Based on advanced spectroscopic databases, line-by-line and layer-by-layer radiative transfer codes numerically solve the radiative transfer equation with very high accuracy. Taking advantage of its pre-calculated optical depth lookup table, the fast and accurate radiative transfer model Automatized Atmospheric Absorption Atlas OP-erational (4A/OP) calculates the transmission and radiance spectra for a user-defined layered atmospheric model. Here, we present a module called 4A-Flux, which is developed and implemented into 4A/OP in order to include the calculation of the clear-sky longwave radiative flux profiles and heating rate profiles at a very high spectral resolution. Calculations are performed under the assumption of local thermodynamic equilibrium, a plane-parallel atmosphere, and specular reflection on the surface. The computation takes advantage of pre-tabulated exponential integral functions that are used instead of a classic angular quadrature. Furthermore, the sub-layer variation of the Planck function is implemented to better represent the emission of layers with a high optical depth. Thanks to the implementation of 4A-Flux, 4A/OP models have participated in the Radiative Forcing Model Intercomparison Project (RFMIP-IRF) along with other state-of-theart radiative transfer models. 4A/OP hemispheric flux profiles are compared to other models over the 1800 representative atmospheric situations of RFMIP, yielding an outgoing longwave radiation (OLR) mean difference between 4A/OP and other models of -0.148 Wm(-2) and a standard deviation of 0.218 Wm(-2), showing a good agreement between 4A/OP and other models. 4A/OP is applied to the Thermodynamic Initial Guess Retrieval (TIGR) atmospheric database to analyze the response of the OLR and vertical heating rate to several perturbations of temperature or gas concentration.
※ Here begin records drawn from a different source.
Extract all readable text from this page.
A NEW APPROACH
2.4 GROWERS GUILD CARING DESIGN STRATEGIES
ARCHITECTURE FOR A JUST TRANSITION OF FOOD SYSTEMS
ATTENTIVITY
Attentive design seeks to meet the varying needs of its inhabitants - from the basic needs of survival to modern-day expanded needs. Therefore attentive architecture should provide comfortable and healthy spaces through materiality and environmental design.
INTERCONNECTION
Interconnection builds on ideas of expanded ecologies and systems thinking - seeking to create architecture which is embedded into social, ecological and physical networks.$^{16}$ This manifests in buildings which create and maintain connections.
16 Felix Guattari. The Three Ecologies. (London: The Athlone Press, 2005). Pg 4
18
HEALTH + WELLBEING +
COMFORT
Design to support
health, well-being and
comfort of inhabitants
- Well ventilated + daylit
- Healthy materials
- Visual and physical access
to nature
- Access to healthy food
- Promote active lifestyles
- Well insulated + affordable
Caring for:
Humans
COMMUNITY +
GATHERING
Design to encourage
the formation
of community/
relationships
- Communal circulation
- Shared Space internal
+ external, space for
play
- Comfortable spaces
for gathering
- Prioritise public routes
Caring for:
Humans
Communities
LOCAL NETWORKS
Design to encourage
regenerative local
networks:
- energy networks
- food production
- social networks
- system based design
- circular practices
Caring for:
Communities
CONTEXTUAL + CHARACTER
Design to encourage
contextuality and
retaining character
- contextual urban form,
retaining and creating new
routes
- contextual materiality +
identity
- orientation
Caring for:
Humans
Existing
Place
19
This work shows that 4A/OP with 4A-Flux module can successfully be used to simulate accurate flux and heating rate profiles and provide useful sensitivity studies including sensitivities to minor trace gases such as HFC134a, HCFC22, and CFC113. We also highlight the interest for the modeling community to extend intercomparison between models to comparisons between spectroscopic databases and modeling to improve the confidence in model simulations.